This PS3 Game Emulated And Running On A PC Is A Big Deal
The fan project possibly contradicts the PS4’s lack of backwards compatibility.
If you’re one of the many PlayStation 4 owners who want backwards compatibility, you should check out this PlayStation 3 emulator work-in-progress. The video above shows off the RPCS3 PS3 Emulator playing the game After Burner Climax in game…on a PC.
There are two reasons this is significant. First, there so far hasn’t yet been a legitimate, playable Xbox 360 and PlayStation 3 emulator. While the majority of contemporary PCs can play games more technologically sophisticated than After Burner Climax, most can’t do so while simulating PS3 or Xbox 360 hardware. From a purely technical standpoint, this is impressive.

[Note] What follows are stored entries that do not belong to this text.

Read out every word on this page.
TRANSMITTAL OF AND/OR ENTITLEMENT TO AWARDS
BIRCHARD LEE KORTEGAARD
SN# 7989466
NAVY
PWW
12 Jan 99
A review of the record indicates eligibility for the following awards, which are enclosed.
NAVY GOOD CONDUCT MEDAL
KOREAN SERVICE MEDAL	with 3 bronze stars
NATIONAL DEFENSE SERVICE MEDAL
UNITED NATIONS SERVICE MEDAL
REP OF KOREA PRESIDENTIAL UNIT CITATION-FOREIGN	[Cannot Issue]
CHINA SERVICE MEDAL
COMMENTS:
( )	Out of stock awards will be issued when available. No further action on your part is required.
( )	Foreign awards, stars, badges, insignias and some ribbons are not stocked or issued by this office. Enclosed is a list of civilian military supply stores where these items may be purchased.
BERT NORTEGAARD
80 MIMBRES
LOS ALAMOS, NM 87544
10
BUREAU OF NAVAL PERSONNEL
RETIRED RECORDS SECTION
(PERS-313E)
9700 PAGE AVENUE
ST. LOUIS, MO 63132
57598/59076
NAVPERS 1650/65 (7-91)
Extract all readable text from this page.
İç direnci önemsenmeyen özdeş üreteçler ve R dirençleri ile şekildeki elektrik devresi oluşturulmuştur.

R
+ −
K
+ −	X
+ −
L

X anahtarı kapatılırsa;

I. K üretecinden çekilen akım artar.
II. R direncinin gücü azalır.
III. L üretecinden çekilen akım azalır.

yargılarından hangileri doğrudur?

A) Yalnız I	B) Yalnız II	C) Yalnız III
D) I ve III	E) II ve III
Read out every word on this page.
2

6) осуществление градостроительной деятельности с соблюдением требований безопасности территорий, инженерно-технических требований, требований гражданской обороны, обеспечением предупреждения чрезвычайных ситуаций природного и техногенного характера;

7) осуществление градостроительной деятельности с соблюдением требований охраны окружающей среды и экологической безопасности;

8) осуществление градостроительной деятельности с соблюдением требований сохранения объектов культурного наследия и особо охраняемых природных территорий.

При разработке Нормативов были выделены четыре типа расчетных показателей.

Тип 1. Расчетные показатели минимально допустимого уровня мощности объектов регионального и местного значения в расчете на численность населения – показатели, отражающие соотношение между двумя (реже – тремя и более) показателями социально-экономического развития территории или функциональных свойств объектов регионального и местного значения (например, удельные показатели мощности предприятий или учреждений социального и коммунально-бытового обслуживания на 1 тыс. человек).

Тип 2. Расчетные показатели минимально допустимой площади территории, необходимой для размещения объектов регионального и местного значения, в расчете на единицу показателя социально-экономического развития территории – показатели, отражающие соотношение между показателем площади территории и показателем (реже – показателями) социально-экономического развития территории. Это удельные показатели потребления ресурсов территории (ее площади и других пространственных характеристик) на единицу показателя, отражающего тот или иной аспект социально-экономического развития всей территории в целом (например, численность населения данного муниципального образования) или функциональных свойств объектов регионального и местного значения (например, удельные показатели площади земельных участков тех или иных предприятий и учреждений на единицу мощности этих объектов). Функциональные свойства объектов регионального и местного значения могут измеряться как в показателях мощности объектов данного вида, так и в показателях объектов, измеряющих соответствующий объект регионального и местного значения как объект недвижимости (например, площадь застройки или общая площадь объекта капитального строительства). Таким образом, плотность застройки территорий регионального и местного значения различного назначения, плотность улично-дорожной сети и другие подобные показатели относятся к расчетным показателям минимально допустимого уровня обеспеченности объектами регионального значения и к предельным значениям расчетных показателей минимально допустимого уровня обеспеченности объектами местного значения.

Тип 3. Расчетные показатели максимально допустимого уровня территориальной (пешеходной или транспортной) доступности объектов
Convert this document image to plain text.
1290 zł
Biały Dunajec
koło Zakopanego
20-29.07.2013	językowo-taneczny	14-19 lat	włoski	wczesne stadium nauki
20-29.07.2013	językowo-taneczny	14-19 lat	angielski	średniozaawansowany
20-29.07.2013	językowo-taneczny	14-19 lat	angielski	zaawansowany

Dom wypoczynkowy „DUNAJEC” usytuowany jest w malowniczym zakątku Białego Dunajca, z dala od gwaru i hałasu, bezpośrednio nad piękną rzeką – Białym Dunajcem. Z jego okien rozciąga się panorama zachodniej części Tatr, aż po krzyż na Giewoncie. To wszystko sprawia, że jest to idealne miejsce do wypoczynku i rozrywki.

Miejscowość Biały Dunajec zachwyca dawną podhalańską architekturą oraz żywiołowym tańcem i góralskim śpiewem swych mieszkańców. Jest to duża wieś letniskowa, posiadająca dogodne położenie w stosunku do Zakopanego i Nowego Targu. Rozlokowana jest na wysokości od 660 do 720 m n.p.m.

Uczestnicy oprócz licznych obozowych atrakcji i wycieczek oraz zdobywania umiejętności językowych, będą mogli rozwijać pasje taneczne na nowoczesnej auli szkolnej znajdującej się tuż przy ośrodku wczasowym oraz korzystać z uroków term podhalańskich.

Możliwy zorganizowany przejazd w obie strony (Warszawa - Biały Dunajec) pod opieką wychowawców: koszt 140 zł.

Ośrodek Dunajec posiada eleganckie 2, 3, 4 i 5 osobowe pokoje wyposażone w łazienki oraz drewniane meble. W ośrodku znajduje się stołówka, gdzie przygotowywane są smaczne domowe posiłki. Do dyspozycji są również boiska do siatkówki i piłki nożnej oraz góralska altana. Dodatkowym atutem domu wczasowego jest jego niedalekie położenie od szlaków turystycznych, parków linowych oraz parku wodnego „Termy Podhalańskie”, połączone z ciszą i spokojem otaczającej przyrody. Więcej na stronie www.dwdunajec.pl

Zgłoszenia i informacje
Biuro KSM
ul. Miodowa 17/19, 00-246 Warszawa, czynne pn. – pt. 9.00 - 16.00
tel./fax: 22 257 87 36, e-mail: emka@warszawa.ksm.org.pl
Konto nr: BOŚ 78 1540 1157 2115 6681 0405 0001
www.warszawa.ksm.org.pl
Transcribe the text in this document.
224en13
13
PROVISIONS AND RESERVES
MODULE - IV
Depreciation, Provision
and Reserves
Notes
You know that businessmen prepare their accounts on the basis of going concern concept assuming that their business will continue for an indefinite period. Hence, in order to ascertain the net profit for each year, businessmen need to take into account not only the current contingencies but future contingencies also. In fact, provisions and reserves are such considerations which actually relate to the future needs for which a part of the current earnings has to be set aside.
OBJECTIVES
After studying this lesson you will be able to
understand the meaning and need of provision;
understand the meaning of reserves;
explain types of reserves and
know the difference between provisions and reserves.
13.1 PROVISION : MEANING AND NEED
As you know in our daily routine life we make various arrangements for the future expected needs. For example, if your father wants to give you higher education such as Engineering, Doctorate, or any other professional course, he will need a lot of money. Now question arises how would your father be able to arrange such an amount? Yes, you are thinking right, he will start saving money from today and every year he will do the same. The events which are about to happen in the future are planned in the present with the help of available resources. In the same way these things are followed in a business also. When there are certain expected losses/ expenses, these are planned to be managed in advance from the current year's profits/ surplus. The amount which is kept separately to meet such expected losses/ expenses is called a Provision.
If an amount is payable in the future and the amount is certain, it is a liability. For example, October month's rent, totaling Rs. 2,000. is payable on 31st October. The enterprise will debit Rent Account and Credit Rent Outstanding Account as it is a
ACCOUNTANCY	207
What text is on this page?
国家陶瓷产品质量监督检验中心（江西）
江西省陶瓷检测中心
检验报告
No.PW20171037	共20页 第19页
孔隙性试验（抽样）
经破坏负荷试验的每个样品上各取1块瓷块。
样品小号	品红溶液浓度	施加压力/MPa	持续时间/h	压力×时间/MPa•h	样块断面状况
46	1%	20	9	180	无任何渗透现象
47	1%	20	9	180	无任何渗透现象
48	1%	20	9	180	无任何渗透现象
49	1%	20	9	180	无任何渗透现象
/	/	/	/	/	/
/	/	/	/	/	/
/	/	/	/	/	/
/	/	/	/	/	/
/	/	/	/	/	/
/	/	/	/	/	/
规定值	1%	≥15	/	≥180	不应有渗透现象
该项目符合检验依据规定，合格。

Second, the After Burner Climax emulation contradicts Sony’s reasons for not bringing backwards compatibility to the PlayStation 4, especially because it’s been done by fans. The company has repeatedly said in the past that because the PS3’s cell processor architecture is so different from the more PC-like standard x86 CPU architecture found in the PS4, it would be nearly impossible to bring backwards compatibility to their current-gen console. Backwards compatibility is simply another term for emulation.
This didn’t matter too much until Microsoft announced and then launched an extensive, full-fledged backwards compatibility feature supporting over 100 games and counting. With Xbox 360 games now playable on Xbox One, many PS4 users wanted more than the already implemented PlayStation Now streaming service alternative. That’s understandable, since simply popping in your old Demon’s Souls disc is more user-friendly then paying a subscription fee and streaming a game over the internet.
While Sony executives have said they don’t have any plans to bring native PS3 game support to PS4, they also said they never ruled it out entirely. Microsoft’s success with backwards compatibility may have prompted Sony to quietly announce and release PS2 emulation with some older Star Wars games last fall. While this isn’t nearly as difficult to do as native PS3 support, it’s a step in the right direction.
Meanwhile, the RPCS3 PS3 Emulator isn’t perfect, but it runs smoothly for the most part. If fans lacking a major corporation’s resources can achieve basic emulation, it seems much more likely Sony could too.